Most pairs would've split, but the Morrisons' wealth and status prevent letting intimacy issues shatter their ideal neighborhood image.

Thus, they endured, with Mrs. Morrison turning her rage into a years-long grudge against the deceased who wrecked her husband's performance—and, by proxy, me.

She believed I was Mr. Morrison's hidden offspring until DNA results debunked it, but animosity toward me had turned into her pastime by then.

She interacts with my mom daily at work, feigning civility while plotting my downfall via her prized heir.

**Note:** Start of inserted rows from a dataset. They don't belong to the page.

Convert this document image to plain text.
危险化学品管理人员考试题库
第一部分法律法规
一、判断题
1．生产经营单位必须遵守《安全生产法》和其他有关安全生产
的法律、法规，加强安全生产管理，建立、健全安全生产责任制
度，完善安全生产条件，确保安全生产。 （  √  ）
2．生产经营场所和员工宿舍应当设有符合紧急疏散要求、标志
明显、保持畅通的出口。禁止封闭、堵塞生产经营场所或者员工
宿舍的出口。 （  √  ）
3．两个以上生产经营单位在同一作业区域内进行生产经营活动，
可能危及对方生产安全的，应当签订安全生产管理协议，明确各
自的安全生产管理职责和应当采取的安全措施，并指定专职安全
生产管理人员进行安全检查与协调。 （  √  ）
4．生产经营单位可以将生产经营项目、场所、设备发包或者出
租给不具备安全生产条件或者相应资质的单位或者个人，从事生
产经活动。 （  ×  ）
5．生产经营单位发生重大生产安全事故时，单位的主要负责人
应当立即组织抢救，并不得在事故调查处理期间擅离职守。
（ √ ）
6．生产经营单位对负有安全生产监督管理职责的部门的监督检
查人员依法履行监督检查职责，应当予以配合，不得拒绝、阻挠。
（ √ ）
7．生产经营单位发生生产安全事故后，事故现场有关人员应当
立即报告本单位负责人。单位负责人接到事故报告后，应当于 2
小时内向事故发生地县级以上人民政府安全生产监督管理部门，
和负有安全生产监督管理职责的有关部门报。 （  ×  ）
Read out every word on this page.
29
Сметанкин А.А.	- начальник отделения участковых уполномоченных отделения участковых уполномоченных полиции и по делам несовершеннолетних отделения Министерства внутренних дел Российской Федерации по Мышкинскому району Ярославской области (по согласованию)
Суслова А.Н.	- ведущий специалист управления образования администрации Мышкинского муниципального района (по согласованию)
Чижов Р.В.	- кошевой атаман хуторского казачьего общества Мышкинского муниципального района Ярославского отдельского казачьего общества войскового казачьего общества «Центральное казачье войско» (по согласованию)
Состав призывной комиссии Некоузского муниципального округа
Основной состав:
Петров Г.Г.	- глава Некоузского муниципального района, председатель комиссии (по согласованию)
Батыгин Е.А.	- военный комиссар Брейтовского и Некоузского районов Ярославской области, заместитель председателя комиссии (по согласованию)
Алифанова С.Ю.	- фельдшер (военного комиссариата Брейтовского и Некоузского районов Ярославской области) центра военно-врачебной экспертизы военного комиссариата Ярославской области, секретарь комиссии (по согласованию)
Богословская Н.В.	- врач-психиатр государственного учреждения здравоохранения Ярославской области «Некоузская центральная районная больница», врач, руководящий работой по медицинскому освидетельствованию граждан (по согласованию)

It's akin to a warped teen soap opera installment, but without the hot cast and stylish outfits— just me clashing with garbage twice daily.

'Will he tear up?' a voice calls.

'No, that's fry oil!'

'Yo, this clip's heading to the year-end montage!'

I spot my sisters at their regular spot in the cafeteria. Sarah's ducking behind her advanced psych book as armor, likely estimating the counseling bills from this. Emma's glued to her screen, swiping Insta with intense denial of the scene.

They're staying put—not swooping in, as that'd tank their status too—but no mockery from them. It's the nuanced sibling bond: concern via secondhand shame, but not enough for direct action.

I get it; they'd catch heat too, believe me, this place is toxic.

My cell's tossed about six feet off, face-down on the tile. I know without checking it's sporting new fracture patterns across the glass. That device's endured more beatings than a comic book hero—each split recounts another viral humiliation.

'Wow, Morrison, you launched him good!'

'That's the price of trailing the incorrect guy at the bad moment!'

'Survival of the fittest!'

Jack's squad is lapping it up. I avoid labeling them his 'crew' or 'team' verbally—past mistake with a musical nod last month led to another bin-side meal.

They regard themselves with utmost gravity.

I rise, attempting poise while extracting potato bits from my locks.

My bag's midway across the ground; stuff spilled like a flea market blast. Perfect. Zero shouts 'admire me' louder than scrambling for papers and math assignments under two hundred filming eyes.

The kicker? Second incident today. Earlier, between classes three and four, Brad Kowalski 'unintentionally' slammed me into lockers. That skipped the spotlight since class rush, but this? Peak midday spectacle.

I collect my belongings and bolt, using that odd brisk stroll aiming for nonchalance but screaming escape. The chuckles trail me to the corridor, bouncing off banners for uni advice and smoke-free pushes no one heeds.

What sustains me: awareness this won't last. Some grander scheme awaits, a hidden punchline, a turn that justifies the pain. Perhaps uni, a stunning transformation, or just grown-up freedom where these folks fade.

Now, heading to sixth-hour tech class with Mr. Peterson, the sole educator here who views me as anything but trouble.

Tommy's there too, and he owes me cash from aiding his code fix.

Tiny wins, huh?

The passage is nearly deserted—only lingerers and those lunching in books because they can't afford eats or can't handle crowd vibes. I qualify doubly, but I brave it since library net sucks, and I must push my recent hobby code to GitHub out of idle curiosity.

My phone vibrates. Three alerts: two from chats I'm loosely in (likely jokes on my fresh stunt), and one from a strange sender.